Postby Valentijn on Fri Aug 16, 2013 10:26 am

Jessica, I must say I am confused by this statement: "I also agree that it’s ‘not just deconditioning’. Graded Exercise Therapy (GET) appears to work for people not because it’s reversing deconditioning, but because it’s changing the perception of effort."

I'm afraid I haven't seen any studies showing that GET (with or without CBT) works in any objective manner which impacts physical functioning. In fact, the studies which use actometers show quite the opposite - there is no physical improvement in CDC defined ME/CFS patients, despite scoring better on questionnaires. [1]

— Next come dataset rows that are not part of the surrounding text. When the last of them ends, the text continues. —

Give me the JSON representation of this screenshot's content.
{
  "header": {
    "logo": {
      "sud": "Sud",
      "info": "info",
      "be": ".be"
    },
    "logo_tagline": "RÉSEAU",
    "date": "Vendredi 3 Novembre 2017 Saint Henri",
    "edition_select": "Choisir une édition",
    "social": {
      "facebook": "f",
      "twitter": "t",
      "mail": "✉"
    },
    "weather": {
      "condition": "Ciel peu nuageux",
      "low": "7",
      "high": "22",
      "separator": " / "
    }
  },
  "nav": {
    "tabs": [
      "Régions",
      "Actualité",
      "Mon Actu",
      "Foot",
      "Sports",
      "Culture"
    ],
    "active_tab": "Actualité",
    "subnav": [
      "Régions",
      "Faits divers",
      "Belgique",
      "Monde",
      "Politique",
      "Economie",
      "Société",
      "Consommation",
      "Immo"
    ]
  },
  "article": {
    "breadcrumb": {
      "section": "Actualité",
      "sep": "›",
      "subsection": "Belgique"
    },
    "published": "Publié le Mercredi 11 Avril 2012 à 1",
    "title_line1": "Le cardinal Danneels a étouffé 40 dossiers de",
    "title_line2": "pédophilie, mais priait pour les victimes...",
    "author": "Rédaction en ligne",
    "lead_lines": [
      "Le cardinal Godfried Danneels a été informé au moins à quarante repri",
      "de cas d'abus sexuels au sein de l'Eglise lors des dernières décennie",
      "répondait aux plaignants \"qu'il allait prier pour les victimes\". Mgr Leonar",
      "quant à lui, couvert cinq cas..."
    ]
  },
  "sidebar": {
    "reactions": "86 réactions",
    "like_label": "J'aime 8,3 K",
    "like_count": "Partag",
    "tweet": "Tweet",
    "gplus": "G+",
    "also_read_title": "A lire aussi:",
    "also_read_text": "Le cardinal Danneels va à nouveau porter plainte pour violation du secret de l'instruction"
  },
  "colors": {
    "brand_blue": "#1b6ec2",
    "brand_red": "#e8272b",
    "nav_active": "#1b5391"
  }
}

I do try to keep up with all of the research in this area, and have reads dozens, if not hundreds, of papers on the subject. Hence if you can cite a study which used objective measurements that account for Post-Exertional Malaise (such as actometers) and show an improvement, I would appreciate it very much if you could cite those sources so I can add them to my collection :D

Thank you,
-Valentijn

[1] Wiborg JF, Knoop H, Stulemeijer M, Prins JB, Bleijenberg G (2010). How does cognitive behaviour therapy reduce fatigue in patients with chronic fatigue syndrome? The role of physical activity. Psychological Medicine 40, 1281-1287.